Nonetheless, the statistics speak for themselves. This correlation exists, and this year it can be expounded upon.
The summer’s carnage has reached heights not seen since the 90’s—with 1996 being a particularly bloody year—according to statistics released by the NYPD for the month of June alone.
Between June 1 and 30, there was a 130% increase in the number of shooting incidents across the city compared to the same time period last year, with an uptick in every borough. Also in the same time period, burglaries have increased 118% and auto thefts by 51%. A feeling of lawlessness prevails.

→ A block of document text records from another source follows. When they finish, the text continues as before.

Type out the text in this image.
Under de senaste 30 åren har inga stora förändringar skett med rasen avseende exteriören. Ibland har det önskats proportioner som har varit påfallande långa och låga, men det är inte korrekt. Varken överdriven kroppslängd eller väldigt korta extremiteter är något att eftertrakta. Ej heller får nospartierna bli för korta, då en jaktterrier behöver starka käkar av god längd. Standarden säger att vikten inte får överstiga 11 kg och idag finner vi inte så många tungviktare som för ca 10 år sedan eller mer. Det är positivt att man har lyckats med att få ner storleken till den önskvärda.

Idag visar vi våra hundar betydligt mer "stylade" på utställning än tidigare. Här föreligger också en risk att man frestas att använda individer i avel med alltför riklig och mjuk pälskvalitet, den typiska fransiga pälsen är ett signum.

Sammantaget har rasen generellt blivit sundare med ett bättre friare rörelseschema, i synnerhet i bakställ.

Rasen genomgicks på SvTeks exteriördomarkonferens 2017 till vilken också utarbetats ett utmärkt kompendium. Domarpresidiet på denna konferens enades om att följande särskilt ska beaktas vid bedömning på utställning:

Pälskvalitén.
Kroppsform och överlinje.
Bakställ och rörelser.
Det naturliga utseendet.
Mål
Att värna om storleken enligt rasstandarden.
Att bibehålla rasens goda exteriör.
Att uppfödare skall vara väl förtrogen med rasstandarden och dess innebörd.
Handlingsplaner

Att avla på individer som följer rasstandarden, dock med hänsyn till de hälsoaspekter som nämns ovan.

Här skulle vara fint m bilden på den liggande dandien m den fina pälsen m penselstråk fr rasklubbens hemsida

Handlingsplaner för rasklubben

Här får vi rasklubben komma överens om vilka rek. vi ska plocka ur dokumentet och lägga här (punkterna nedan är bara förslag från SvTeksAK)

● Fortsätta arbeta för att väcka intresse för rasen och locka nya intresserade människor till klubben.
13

Thankfully, this year, some concrete “whys?” exist beyond the hot-head/trigger-happy platitude of old. Although we must lament the gun-related deaths, in explanations we can find sense amidst the senseless—and expect our elected officials and police authorities to strategize accordingly.
COVID-19 cabin fever, bail reform, early releases from Rikers to curb COVID-19 infections, gang warfare over the homicide of Crips-affiliated rapper Pop Smoke and the tragic killing of George Floyd and at the hands of the Minneapolis police have all been suggested as factors in the increased shootings.
Additionally, it has been well publicized that a Virginia to NYC gun trafficking ring had been enabling some of these acts of violence through the distribution of illegal firearms and hundreds of rounds of ammunition. Although an undercover bust in Queens on July 22 resulted in three trafficker arrests, only 23 of these illegal firearms were recovered.
To say that this bust was the tip of the iceberg is not beyond reason.
So it is with great relief that Major Bill de Blasio has pledged to speed up the full reopening of the court system in order that the backlog of hundreds of arrests for gun possession alone can begin to be addressed. If this does not happen soon, de Blasio will indeed be back to “the bad old days” he vowed to avoid at a press conference back on June 22. The lawlessness of NYC in the 90’s took a long time to clean up—and Giuliani didn’t have a global pandemic on his plate.